We asked UConn students what they’re listening to. Here’s what they said.


The University Connecticut student body is as diverse in ideas and backgrounds as they are in music taste. Asking students at random what they’ve been listening to and why music is important to them reveals an eclectic taste, yet a common reasoning as to its importance to them.

Mercy Yalartai, fourth-semester undecided student, said that Chance the Rapper, Spazzy Rocket, Lauryn Hill, Joey Bada$$, Drake and Wu Tang Clan are on the top of her list of artists she’s been listening to. “Blind Man” by Spazzy Rocket is the number one song she’s listening to.

“I’ve got that on replay, I love it,” she said.

Yalartai is open to all kinds of music, but her main passion is R&B and hip-hop. Going back to her roots, she can better understand what people today are saying, for music serves as a different form of education for her.

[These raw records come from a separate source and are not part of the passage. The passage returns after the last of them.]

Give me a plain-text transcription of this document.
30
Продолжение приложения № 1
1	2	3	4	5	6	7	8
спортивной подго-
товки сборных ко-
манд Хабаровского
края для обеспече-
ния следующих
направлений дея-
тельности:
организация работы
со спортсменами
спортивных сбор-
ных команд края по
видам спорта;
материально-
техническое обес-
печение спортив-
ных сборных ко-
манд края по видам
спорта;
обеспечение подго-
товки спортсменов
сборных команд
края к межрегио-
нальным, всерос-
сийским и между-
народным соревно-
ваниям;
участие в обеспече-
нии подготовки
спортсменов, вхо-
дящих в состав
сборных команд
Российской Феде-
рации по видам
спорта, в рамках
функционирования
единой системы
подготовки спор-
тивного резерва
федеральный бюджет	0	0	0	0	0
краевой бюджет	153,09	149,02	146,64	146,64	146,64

“Music means so much. It’s something that, like when I’m in a bad space, or I’m just disconnected from the world — it’s something that draws me back in,” said Yalartai. “It’s a feeling that can’t be replaced, it can’t be replicated — it’s something that’s authentic.”

There is a hole in Yalartai’s life when music is missing.

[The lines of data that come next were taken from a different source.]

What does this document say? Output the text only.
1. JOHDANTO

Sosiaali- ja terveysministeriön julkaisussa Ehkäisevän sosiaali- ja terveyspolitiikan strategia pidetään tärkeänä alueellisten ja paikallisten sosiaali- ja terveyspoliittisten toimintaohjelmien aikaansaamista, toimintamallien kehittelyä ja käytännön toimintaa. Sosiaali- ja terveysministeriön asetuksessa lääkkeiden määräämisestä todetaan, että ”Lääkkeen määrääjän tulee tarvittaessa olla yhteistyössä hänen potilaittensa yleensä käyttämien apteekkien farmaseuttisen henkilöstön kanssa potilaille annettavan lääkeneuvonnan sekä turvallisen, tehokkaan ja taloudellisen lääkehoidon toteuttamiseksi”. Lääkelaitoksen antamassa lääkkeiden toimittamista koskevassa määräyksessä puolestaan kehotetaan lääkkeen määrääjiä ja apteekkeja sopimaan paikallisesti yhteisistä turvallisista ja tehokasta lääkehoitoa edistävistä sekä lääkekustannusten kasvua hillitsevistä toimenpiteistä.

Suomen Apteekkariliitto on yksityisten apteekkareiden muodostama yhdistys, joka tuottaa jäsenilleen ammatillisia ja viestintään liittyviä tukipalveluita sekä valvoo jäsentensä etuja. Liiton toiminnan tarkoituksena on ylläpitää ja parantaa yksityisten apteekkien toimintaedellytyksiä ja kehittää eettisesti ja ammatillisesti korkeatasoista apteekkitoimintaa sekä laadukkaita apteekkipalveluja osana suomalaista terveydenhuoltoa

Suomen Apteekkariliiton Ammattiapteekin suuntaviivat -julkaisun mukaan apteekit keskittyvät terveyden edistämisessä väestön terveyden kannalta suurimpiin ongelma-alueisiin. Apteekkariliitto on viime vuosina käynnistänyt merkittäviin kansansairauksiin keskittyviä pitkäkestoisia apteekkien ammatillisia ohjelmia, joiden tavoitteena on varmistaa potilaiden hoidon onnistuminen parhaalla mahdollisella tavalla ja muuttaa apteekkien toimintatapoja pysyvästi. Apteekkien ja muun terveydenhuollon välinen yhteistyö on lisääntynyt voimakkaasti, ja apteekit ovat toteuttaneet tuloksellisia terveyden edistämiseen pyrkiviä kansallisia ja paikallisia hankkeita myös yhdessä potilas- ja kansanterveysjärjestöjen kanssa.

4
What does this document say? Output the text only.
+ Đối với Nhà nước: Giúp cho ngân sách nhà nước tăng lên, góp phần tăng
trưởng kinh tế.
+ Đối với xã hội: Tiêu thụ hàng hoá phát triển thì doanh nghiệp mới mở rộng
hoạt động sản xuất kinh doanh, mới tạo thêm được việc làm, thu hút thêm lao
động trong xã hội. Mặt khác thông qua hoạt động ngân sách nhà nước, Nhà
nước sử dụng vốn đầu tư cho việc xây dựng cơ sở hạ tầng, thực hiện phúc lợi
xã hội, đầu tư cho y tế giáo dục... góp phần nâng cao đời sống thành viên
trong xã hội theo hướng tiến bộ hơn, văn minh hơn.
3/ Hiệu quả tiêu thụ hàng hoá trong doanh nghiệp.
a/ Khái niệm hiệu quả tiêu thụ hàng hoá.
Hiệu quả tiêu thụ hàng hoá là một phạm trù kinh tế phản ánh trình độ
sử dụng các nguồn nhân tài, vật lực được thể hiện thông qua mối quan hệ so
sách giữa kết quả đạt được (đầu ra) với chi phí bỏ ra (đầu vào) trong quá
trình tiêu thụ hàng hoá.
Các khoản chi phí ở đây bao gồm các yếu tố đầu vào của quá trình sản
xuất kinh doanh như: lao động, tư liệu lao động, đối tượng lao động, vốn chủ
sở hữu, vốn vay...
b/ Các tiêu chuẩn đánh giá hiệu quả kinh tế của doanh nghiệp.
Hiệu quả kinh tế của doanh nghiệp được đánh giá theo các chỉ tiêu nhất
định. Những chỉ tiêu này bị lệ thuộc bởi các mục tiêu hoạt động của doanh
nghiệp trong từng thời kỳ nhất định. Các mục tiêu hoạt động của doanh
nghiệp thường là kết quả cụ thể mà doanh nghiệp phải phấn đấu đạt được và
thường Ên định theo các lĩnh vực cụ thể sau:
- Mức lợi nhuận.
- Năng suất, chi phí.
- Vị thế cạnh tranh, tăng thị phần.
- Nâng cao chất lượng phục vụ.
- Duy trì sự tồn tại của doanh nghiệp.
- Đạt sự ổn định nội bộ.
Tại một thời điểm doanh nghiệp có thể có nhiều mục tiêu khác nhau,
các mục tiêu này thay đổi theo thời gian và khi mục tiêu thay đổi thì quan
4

“Music just provides this connection that’s just unbelievable,” Yalarti said. Her guilty pleasure is Taylor Swift for she “can’t even lie” when it comes to her love for Swift’s foot stomping, feud-inspired “Bad Blood.”

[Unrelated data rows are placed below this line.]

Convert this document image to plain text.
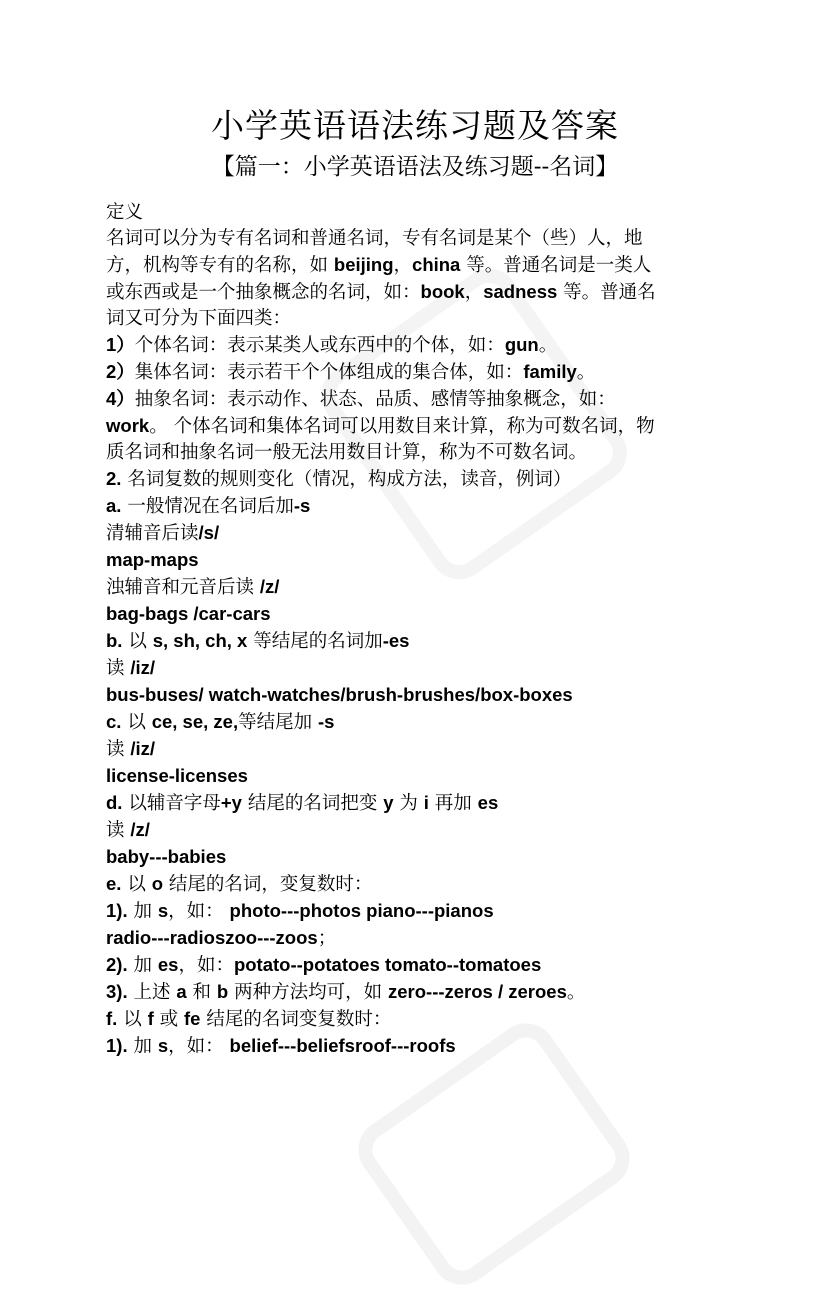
小学英语语法练习题及答案
【篇一：小学英语语法及练习题--名词】
定义
名词可以分为专有名词和普通名词，专有名词是某个（些）人，地
方，机构等专有的名称，如 beijing，china 等。普通名词是一类人
或东西或是一个抽象概念的名词，如：book，sadness 等。普通名
词又可分为下面四类：
1）个体名词：表示某类人或东西中的个体，如：gun。
2）集体名词：表示若干个个体组成的集合体，如：family。
4）抽象名词：表示动作、状态、品质、感情等抽象概念，如：
work。 个体名词和集体名词可以用数目来计算，称为可数名词，物
质名词和抽象名词一般无法用数目计算，称为不可数名词。
2. 名词复数的规则变化（情况，构成方法，读音，例词）
a. 一般情况在名词后加-s
清辅音后读/s/
map-maps
浊辅音和元音后读 /z/
bag-bags /car-cars
b. 以 s, sh, ch, x 等结尾的名词加-es
读 /iz/
bus-buses/ watch-watches/brush-brushes/box-boxes
c. 以 ce, se, ze,等结尾加 -s
读 /iz/
license-licenses
d. 以辅音字母+y 结尾的名词把变 y 为 i 再加 es
读 /z/
baby---babies
e. 以 o 结尾的名词，变复数时：
1). 加 s，如： photo---photos piano---pianos
radio---radioszoo---zoos；
2). 加 es，如：potato--potatoes tomato--tomatoes
3). 上述 a 和 b 两种方法均可，如 zero---zeros / zeroes。
f. 以 f 或 fe 结尾的名词变复数时：
1). 加 s，如： belief---beliefsroof---roofs
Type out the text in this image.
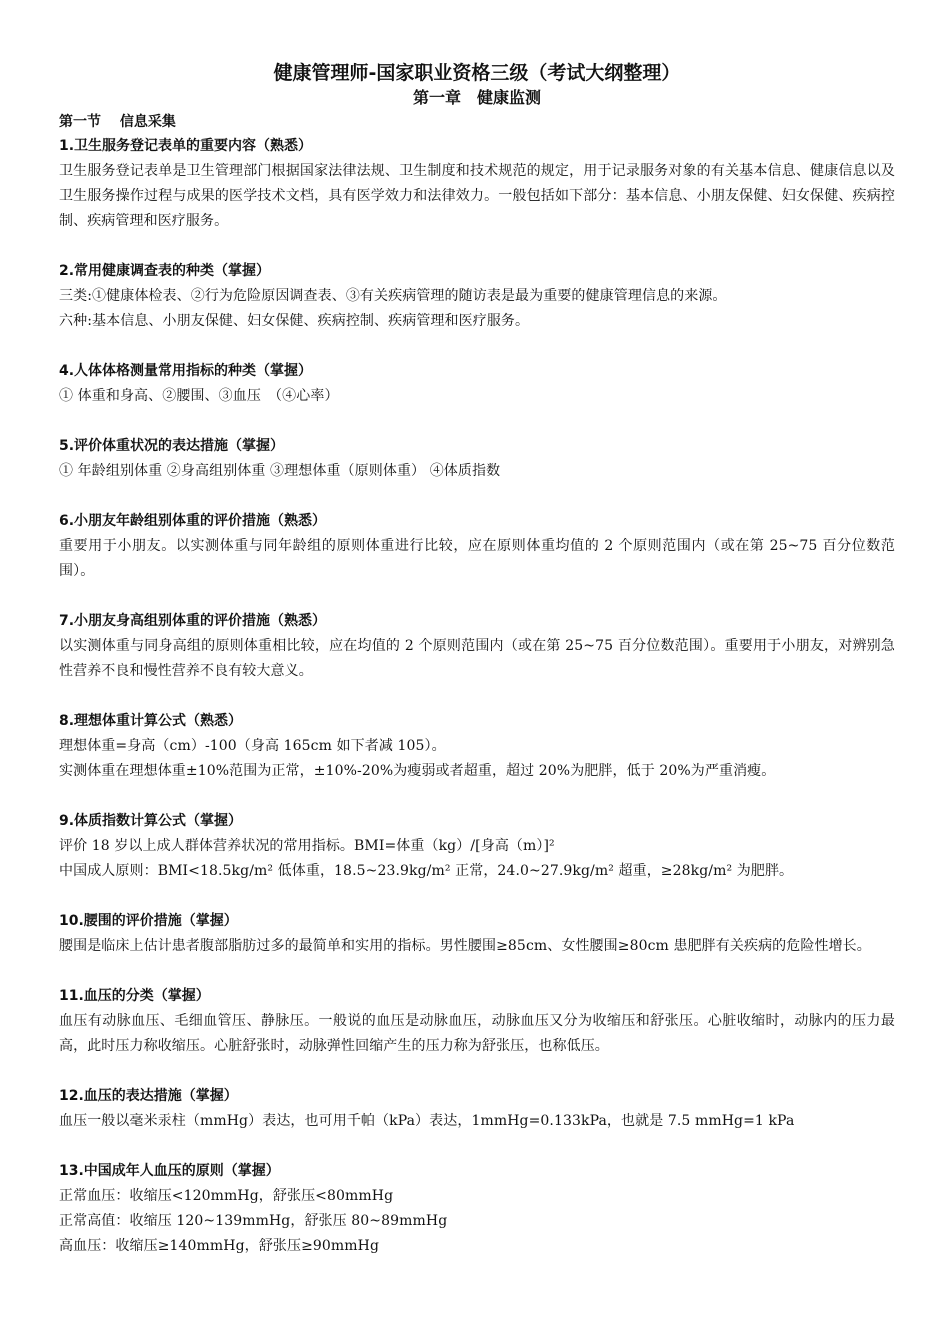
健康管理师-国家职业资格三级（考试大纲整理）
第一章　健康监测
第一节　 信息采集
1.卫生服务登记表单的重要内容（熟悉）
卫生服务登记表单是卫生管理部门根据国家法律法规、卫生制度和技术规范的规定，用于记录服务对象的有关基本信息、健康信息以及卫生服务操作过程与成果的医学技术文档，具有医学效力和法律效力。一般包括如下部分：基本信息、小朋友保健、妇女保健、疾病控制、疾病管理和医疗服务。
2.常用健康调查表的种类（掌握）
三类:①健康体检表、②行为危险原因调查表、③有关疾病管理的随访表是最为重要的健康管理信息的来源。
六种:基本信息、小朋友保健、妇女保健、疾病控制、疾病管理和医疗服务。
4.人体体格测量常用指标的种类（掌握）
① 体重和身高、②腰围、③血压　（④心率）
5.评价体重状况的表达措施（掌握）
① 年龄组别体重 ②身高组别体重 ③理想体重（原则体重） ④体质指数
6.小朋友年龄组别体重的评价措施（熟悉）
重要用于小朋友。以实测体重与同年龄组的原则体重进行比较，应在原则体重均值的 2 个原则范围内（或在第 25~75 百分位数范围）。
7.小朋友身高组别体重的评价措施（熟悉）
以实测体重与同身高组的原则体重相比较，应在均值的 2 个原则范围内（或在第 25~75 百分位数范围）。重要用于小朋友，对辨别急性营养不良和慢性营养不良有较大意义。
8.理想体重计算公式（熟悉）
理想体重=身高（cm）-100（身高 165cm 如下者减 105）。
实测体重在理想体重±10%范围为正常，±10%-20%为瘦弱或者超重，超过 20%为肥胖，低于 20%为严重消瘦。
9.体质指数计算公式（掌握）
评价 18 岁以上成人群体营养状况的常用指标。BMI=体重（kg）/[身高（m）]²
中国成人原则：BMI<18.5kg/m² 低体重，18.5~23.9kg/m² 正常，24.0~27.9kg/m² 超重，≥28kg/m² 为肥胖。
10.腰围的评价措施（掌握）
腰围是临床上估计患者腹部脂肪过多的最简单和实用的指标。男性腰围≥85cm、女性腰围≥80cm 患肥胖有关疾病的危险性增长。
11.血压的分类（掌握）
血压有动脉血压、毛细血管压、静脉压。一般说的血压是动脉血压，动脉血压又分为收缩压和舒张压。心脏收缩时，动脉内的压力最高，此时压力称收缩压。心脏舒张时，动脉弹性回缩产生的压力称为舒张压，也称低压。
12.血压的表达措施（掌握）
血压一般以毫米汞柱（mmHg）表达，也可用千帕（kPa）表达，1mmHg=0.133kPa，也就是 7.5 mmHg=1 kPa
13.中国成年人血压的原则（掌握）
正常血压：收缩压<120mmHg，舒张压<80mmHg
正常高值：收缩压 120~139mmHg，舒张压 80~89mmHg
高血压：收缩压≥140mmHg，舒张压≥90mmHg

Fourth-semester pre-communications major, Olivia Blackburn said, “I’m pretty consistently down with early 2000’s pop, which is really embarrassing.”

She’s really into Britney Spears and stays up-to-date with top 40 on iTunes. Whether or not others would agree with this, she admits, “I’m like really bad with music.”

The track on continuous play for Blackburn has been “Big Poppa” by The Notorious B.I.G.

It’s “the only thing I’ve been listening to for two days…and Justin Bieber! I would die for Justin Bieber, I love him,” she said laughing.

For her guilty pleasure, she immediately answered Justin Bieber, “but not even guilty because I don’t feel bad about it because he’s great!” She considers herself a certified “Belieber.”

Jacqueline Pigano, eighth-semester communications and women’s gender and sexuality studies double major, whose guilty pleasure also consists of Bieber, listens to a lot of different music within the alternative, indie spectrum. She has been listening to a lot of Fleet Foxes, naturally as they are “one of my favorite artists ever” and The Decemberists. She’s a big fan of “folky” music.

Speaking on Fleet Foxes, Pigano said, “I think that they’re really good story tellers and in a way, it sounds really odd, but they make me nostalgic for a time that like I wasn’t even alive (during). They make me feel like I was there.”

Among other guilty pleasures, Pigano likes 80’s pop music, “which I’m not that guilty about,” she said. 

Lastly, Kenneth Philipson, fourth-semester chemical engineering major, has mostly been listening to Queens of the Stone Age, which “I’ve been getting into them a lot lately,” he said. He’s also been listening to a lot of Mastodon and The Mars Volta.

For Philipson, music “helps me zone out. It helps me pass time. It makes the walk to and from classes easier, because I’ve got a long walk.” Life without music for him would be “really boring. I guess pretty bland.”

His guilty pleasure? Ke$ha. “I know all of her songs,” he said.

Gone are the days of feeling so guilty over one’s “guilty pleasures.” Maybe that’s because our generation has the ability to purchase and/or stream songs from every corner of the world, from any era and from all existing genres. It seems clear we live in an age of diverse tastes, yet with the same necessity for the music that makes people feel alive.